WE WANT FOOD! WE WANT FOOD!

We returned to the college grounds. Somehow the mass rally was ignored, as if by ignoring it, it would go away. But we knew deep down somewhere that the power had shifted and it would never be the same.

It's not that the priests were ogres. It's just that they were moving into the new world too. Some were liberal, some were not. Father Bernard Ryan, the Spiritual Director - we called him Doc - was an ear to all. And even though we continued to try to grow our hair long, it still got cut. And the toes of the shoes were chopped off, and the foreigns confiscated.

Slowly the food changed a bit. Slowly daily Mass became less obligatory. Slowly Barracks was phased down. Slowly hair got longer. Some didn't even play rugby. Discussions broke out about Vietnam.

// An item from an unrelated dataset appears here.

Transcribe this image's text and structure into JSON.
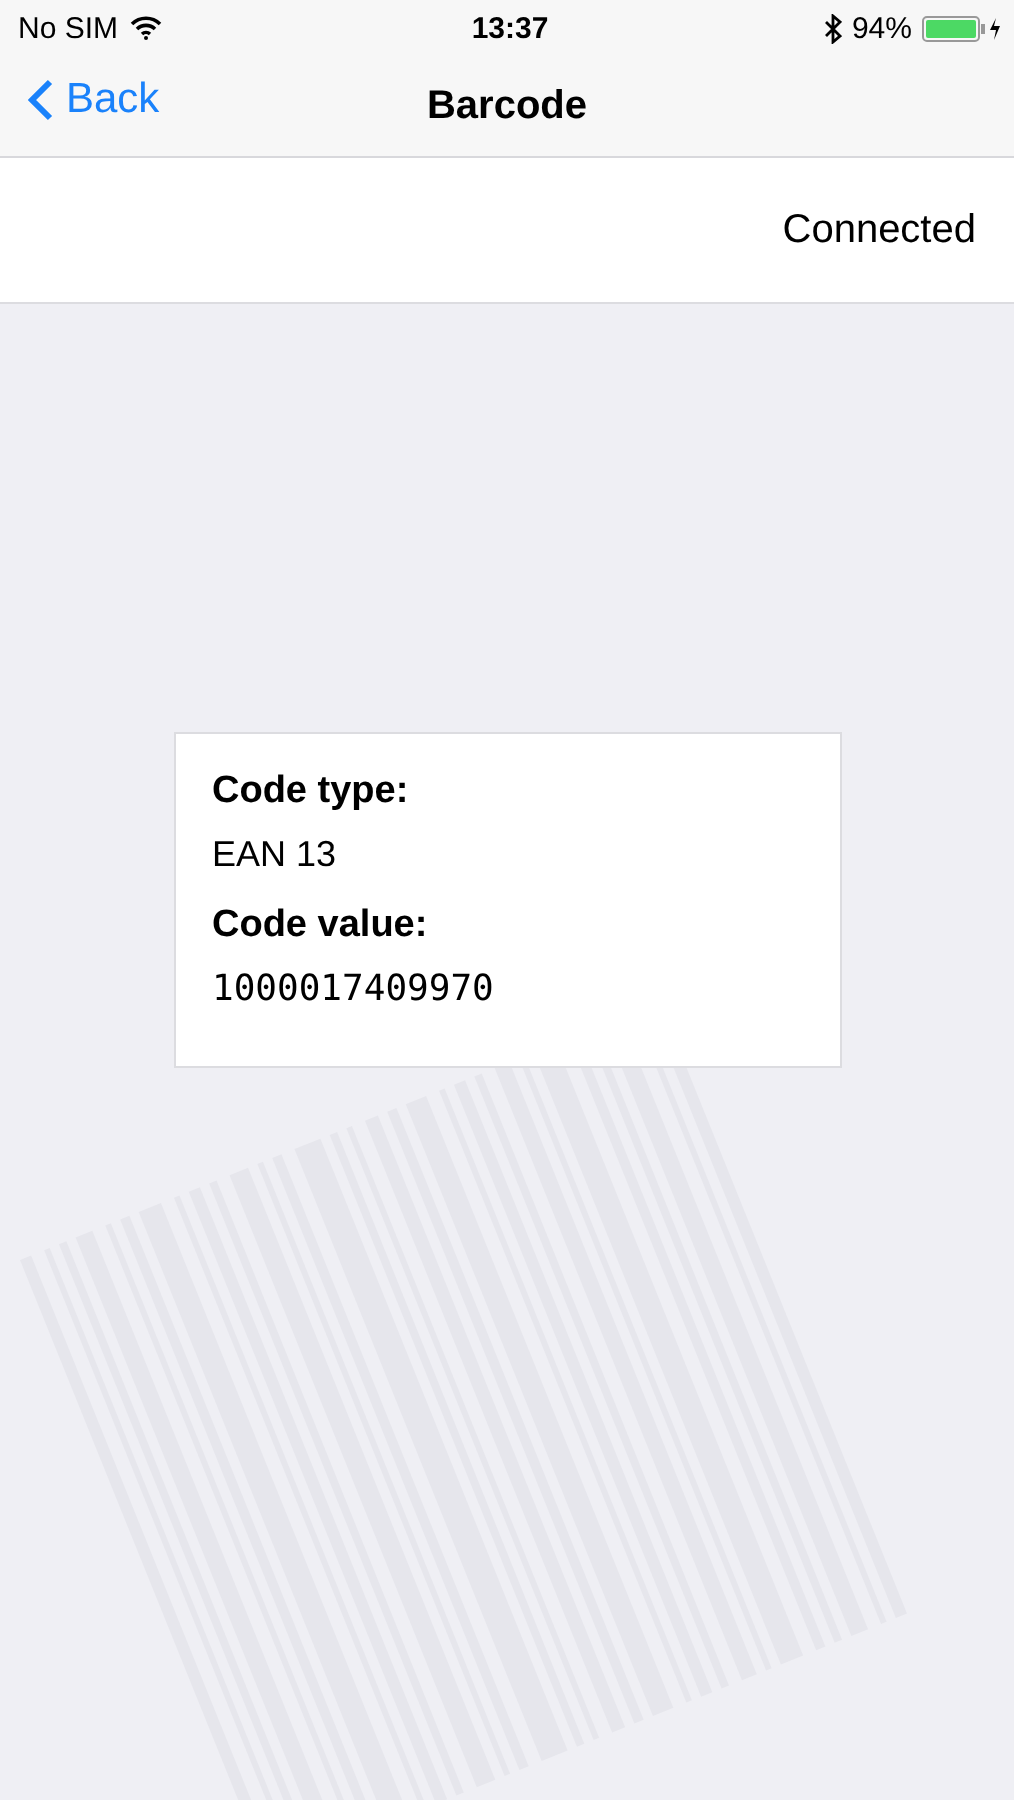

It was bigger than us in our little world. The musical Hair had arrived - this is the dawning of the Age of Aquarius - and they sang songs in public using words we never mentioned except in the confessional. Chairman Mao's Little Red School Book was passed under the desk. Someone read Teilhard de Chardin. Christian Doctrine classes were renamed Christian Living classes. Christian Living was crap.

We were part of a huge movement, a great world-wide crocodile. There was no stopping it. We could justify it, for the Pope himself had opened the window to let the gale blow. And even a little old man in a train would cry when the Pope died, for he knew that the Pope had done good.